The Economist has a fabulous “Special Report” on mobile telecoms in the April 12, 2008 issue, “Nomads at Last.”  It’s about the rise of connectivity as virtually every form of IT and communication goes mobile:

Urban nomads have started appearing only in the past few years. Like their antecedents in the desert, they are defined not by what they carry but by what they leave behind, knowing that the environment will provide it. Thus, Bedouins do not carry their own water, because they know where the oases are. Modern nomads carry almost no paper because they access their documents on their laptop computers, mobile phones or online. Increasingly, they don’t even bring laptops. Many engineers at Google, the leading internet company and a magnet for nomads, travel with only a BlackBerry, iPhone or other “smart phone”. If ever the need arises for a large keyboard and some earnest typing, they sit down in front of the nearest available computer anywhere in the world, open its web browser and access all their documents online.

Another big misunderstanding of previous decades was to confuse nomadism with migration or travel…. Humans have always migrated and travelled, without necessarily living nomadic lives. The nomadism now emerging is different from, and involves much more than, merely making journeys. A modern nomad is as likely to be a teenager in Oslo, Tokyo or suburban America as a jet-setting chief executive. He or she may never have left his or her city, stepped into an aeroplane or changed address. Indeed, how far he moves is completely irrelevant.
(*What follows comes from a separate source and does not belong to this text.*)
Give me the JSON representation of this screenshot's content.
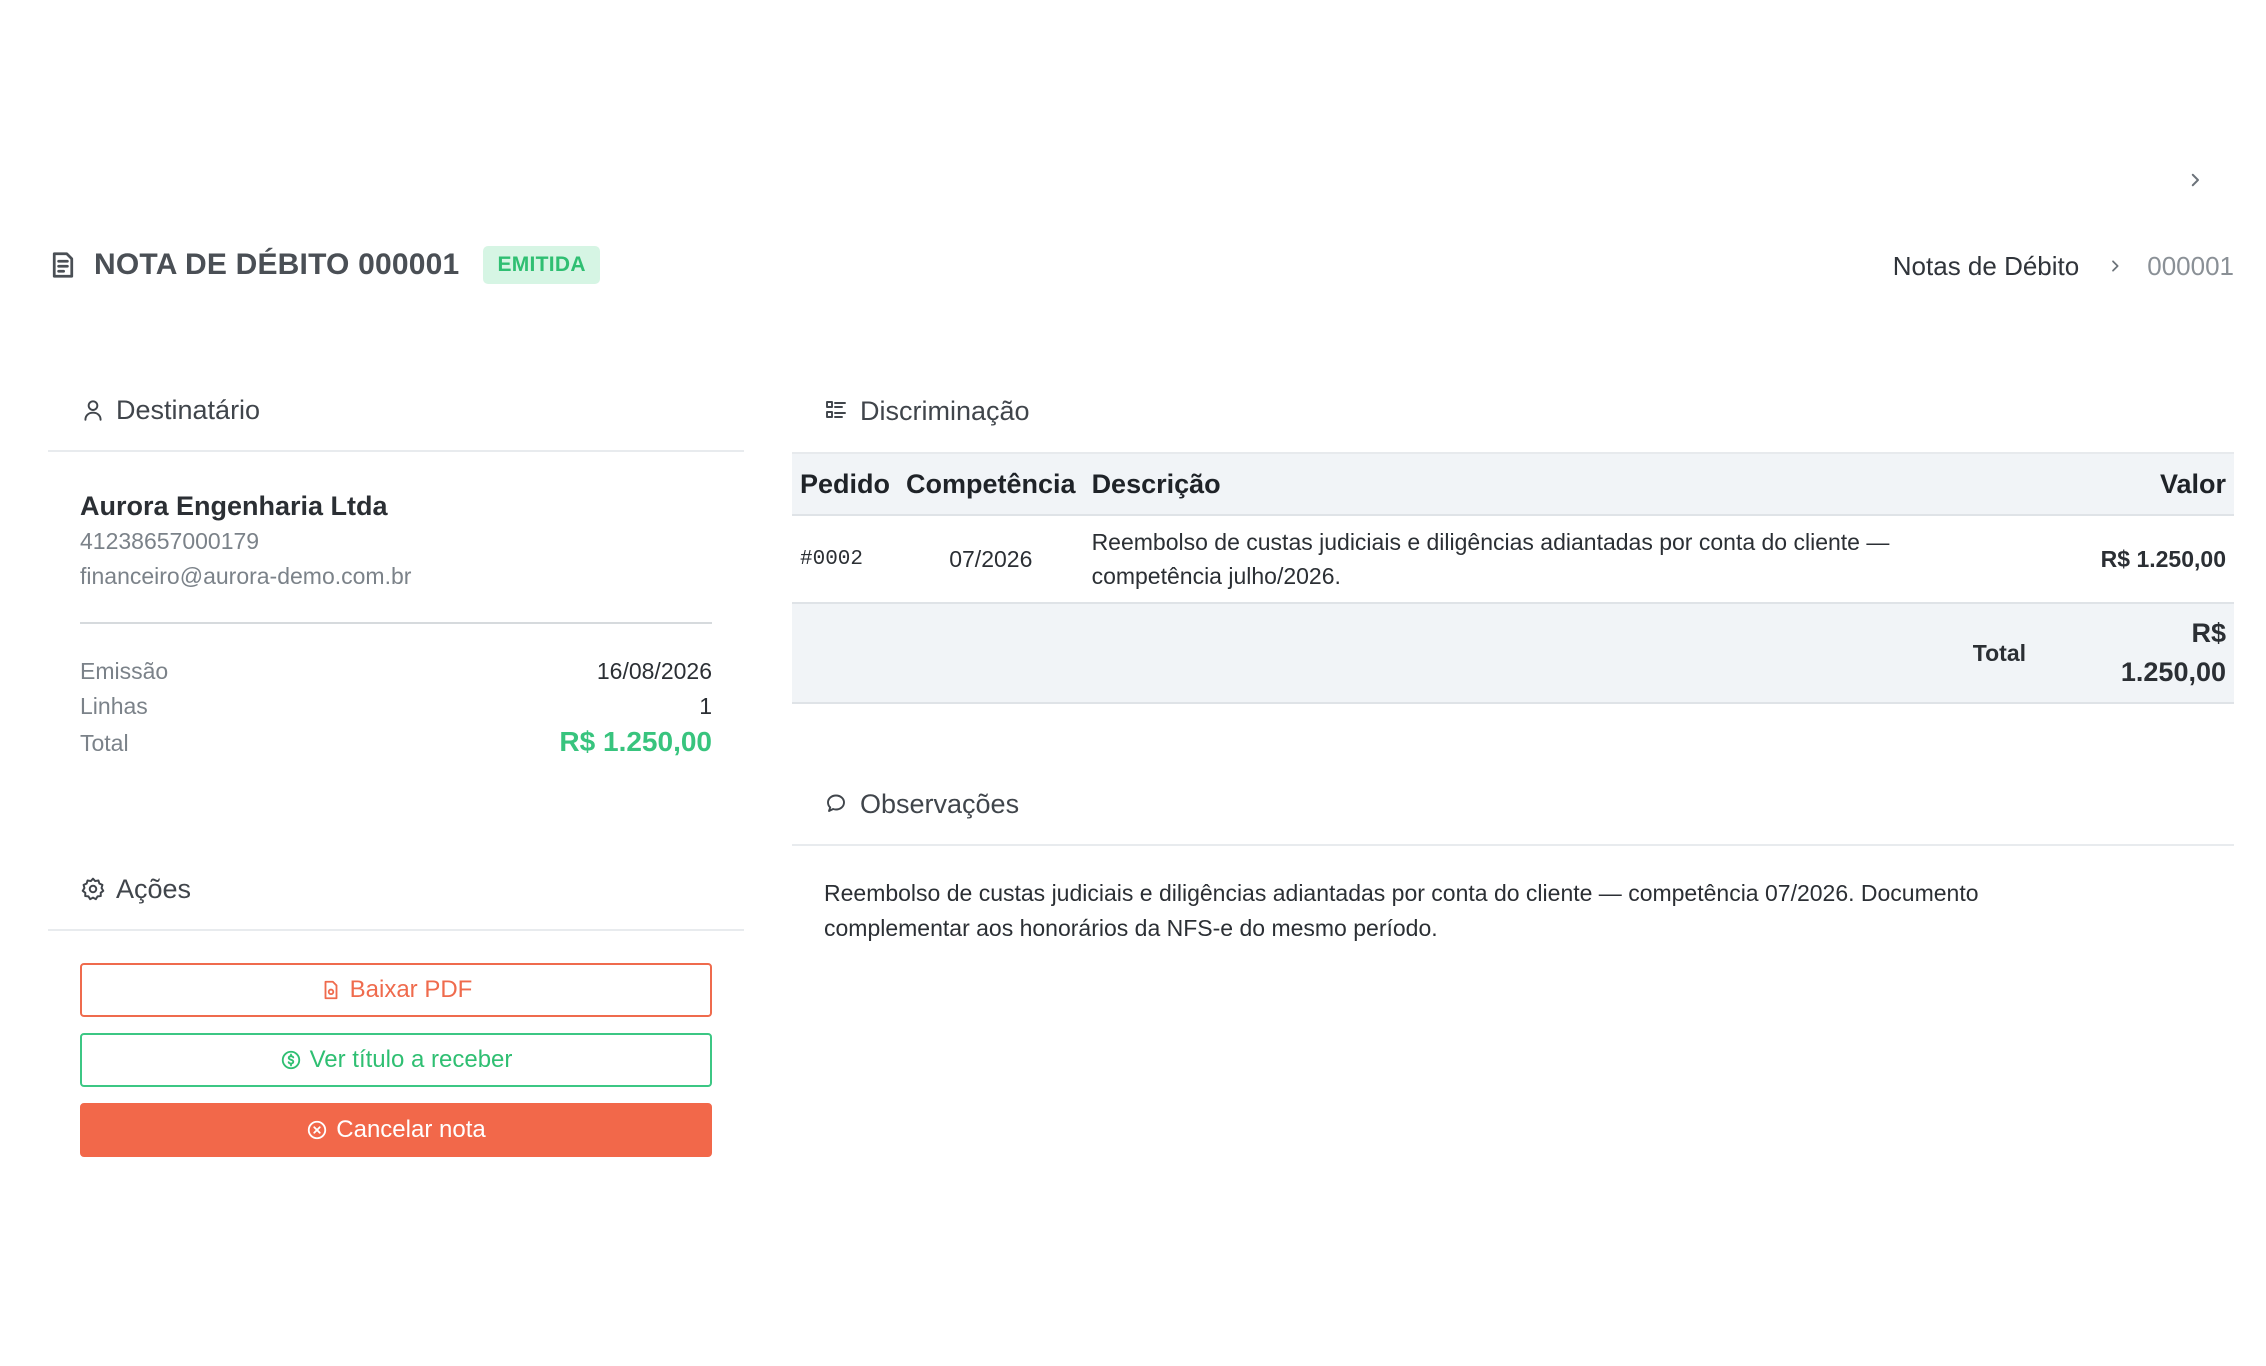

Even if an urban nomad confines himself to a small perimeter, he nonetheless has a new and surprisingly different relationship to time, to place and to other people. “Permanent connectivity, not motion, is the critical thing,” says Manuel Castells, a sociologist at the Annenberg School for Communication, a part of the University of Southern California, Los Angeles.

The link above brings you to the first of seven articles in the report; you have to go through them one by one to read the entire report (note the The Economist: Web 2.o=free content).  The whole thing sounds a lot like the visions of Vernor Vinge, especially in “Fast Times at Fairmont High,” reviewed here on Ray Kurzweil’s website.  But it divides the analysis well; pay particular attention to the sixth story in, “A World of Witnesses,” on the democratic pressures that ubiquitous cameras and other digital artifacts will bring.  Great stuff.